The knowledge gap gained worldwide attention two weeks ago when a study posted on a medical journal's website suggested that the diabetes drug Avandia — one of the top-selling brand-name drugs of any kind — increases the risk of heart attacks.
Avandia won Food and Drug Administration approval in May 1999 because short-term studies showed it lowered blood sugar.
The agency — and most scientists — consider lower blood sugar to be the best "surrogate," or substitute, goal for diabetes drugs' main objective: reducing complications, such as heart attacks. If a drug lowers blood sugar, and high blood sugar is known to be a risk factor for major diabetes complications, then the drug probably lowers the risk of them, or so the thinking goes.

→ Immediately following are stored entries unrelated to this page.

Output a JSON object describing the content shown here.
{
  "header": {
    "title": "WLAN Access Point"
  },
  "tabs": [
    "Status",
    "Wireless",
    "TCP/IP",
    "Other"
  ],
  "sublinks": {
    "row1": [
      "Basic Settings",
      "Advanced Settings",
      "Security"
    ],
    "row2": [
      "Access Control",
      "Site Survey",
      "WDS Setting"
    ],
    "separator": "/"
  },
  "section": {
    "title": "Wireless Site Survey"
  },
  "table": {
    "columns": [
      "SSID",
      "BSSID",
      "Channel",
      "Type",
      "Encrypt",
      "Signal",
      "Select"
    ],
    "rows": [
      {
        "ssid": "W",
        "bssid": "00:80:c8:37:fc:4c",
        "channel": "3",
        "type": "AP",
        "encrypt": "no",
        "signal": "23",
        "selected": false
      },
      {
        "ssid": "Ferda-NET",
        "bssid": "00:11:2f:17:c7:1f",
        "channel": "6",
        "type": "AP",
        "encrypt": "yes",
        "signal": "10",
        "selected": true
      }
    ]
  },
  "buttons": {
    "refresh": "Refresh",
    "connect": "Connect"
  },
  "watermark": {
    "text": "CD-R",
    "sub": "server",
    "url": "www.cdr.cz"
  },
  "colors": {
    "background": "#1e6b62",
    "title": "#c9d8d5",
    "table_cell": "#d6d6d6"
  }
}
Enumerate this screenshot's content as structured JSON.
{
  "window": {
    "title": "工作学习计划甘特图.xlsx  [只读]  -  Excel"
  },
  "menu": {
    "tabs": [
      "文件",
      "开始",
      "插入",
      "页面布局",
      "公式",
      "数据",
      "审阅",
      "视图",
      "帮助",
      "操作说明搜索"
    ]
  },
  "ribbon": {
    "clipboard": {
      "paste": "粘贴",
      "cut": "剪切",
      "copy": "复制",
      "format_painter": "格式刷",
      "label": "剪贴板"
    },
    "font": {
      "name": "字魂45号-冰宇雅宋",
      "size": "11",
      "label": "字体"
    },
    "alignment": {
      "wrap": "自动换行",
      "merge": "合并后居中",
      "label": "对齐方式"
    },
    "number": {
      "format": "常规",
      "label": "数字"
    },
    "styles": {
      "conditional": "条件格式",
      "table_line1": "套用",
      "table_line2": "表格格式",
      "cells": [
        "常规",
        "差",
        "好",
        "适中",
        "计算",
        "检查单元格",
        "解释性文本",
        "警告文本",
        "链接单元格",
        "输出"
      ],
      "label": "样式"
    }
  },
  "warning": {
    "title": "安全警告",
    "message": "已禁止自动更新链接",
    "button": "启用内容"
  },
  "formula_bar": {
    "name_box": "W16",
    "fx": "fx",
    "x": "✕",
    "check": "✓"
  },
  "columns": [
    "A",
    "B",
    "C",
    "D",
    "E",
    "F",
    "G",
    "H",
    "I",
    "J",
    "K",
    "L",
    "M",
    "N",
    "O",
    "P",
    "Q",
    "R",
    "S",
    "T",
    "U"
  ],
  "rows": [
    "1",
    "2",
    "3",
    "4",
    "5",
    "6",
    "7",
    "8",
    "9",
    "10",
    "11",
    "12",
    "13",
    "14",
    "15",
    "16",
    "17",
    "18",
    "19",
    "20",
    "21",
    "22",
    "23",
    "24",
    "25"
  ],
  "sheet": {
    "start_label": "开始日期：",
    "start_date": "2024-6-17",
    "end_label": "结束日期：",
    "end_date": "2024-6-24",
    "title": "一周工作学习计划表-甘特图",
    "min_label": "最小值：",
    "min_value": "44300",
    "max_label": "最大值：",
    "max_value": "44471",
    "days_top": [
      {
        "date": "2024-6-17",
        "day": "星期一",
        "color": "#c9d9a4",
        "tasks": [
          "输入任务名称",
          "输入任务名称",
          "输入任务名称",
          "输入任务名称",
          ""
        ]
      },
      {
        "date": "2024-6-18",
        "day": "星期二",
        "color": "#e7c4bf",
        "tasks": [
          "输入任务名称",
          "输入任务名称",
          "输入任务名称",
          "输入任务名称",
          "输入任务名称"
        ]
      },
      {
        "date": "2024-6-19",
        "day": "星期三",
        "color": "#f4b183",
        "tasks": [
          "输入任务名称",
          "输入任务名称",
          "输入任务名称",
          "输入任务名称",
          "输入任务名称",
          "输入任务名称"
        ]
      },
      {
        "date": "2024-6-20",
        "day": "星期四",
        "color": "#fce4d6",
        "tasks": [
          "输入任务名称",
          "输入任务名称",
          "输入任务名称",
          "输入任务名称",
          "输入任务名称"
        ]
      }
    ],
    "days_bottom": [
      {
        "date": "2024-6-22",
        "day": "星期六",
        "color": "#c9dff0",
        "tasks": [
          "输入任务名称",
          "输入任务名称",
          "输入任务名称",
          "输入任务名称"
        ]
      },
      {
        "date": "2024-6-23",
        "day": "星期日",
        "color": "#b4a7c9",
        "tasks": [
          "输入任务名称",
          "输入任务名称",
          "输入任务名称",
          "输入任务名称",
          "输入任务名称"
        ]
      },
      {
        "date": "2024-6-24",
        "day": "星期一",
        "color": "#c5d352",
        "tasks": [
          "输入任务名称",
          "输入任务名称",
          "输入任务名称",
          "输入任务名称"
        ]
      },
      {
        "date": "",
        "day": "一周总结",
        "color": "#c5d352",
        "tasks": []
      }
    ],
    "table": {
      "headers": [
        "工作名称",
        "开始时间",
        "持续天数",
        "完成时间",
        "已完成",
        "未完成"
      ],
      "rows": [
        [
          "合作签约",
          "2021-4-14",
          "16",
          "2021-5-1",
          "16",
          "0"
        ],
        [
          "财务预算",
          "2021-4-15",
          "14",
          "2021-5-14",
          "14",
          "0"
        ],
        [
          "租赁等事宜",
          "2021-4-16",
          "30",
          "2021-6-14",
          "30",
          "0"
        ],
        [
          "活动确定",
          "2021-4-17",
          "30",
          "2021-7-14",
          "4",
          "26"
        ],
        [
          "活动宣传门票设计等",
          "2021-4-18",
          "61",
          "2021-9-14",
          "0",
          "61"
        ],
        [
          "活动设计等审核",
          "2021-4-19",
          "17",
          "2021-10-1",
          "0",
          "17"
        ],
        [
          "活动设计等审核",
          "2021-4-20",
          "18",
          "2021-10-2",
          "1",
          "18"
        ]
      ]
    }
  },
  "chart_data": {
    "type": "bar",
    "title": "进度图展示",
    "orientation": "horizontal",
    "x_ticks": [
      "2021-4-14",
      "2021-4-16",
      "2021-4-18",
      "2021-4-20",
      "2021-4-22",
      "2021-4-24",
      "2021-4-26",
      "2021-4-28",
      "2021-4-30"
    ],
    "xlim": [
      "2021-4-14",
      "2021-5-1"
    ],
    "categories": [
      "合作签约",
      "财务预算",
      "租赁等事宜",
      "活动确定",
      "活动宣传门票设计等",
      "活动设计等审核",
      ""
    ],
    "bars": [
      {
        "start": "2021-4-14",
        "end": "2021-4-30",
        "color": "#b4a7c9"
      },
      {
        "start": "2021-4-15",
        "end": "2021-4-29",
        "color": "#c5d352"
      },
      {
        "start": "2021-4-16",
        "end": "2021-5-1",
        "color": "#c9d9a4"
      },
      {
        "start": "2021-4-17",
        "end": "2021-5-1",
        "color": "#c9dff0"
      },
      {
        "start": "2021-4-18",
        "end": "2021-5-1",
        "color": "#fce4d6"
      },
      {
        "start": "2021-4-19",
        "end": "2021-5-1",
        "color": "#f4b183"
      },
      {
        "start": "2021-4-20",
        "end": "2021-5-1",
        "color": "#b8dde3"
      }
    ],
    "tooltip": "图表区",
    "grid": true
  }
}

Determining whether a drug prevents heart attacks would take much longer and need larger studies because, even in diabetics, such events are fairly infrequent.
The new study, which pooled published results from 42 small, short-term clinical trials of Avandia, was far from conclusive, but it highlights the paucity of knowledge about the treatment benefits most important to diabetes patients.
There's no question Avandia and other diabetes drugs help control blood sugar to varying degrees, and elevated blood sugar is thought to be the main reason that diabetes increases heart disease risk. But drugs usually have more than one effect on the body. Sometimes only large, lengthy — and, drugmakers might argue, prohibitively expensive — clinical trials can reveal how a drug's benefits stack up against risks. Patients and doctors are left to assume that lower blood sugar will mean a longer, healthier life.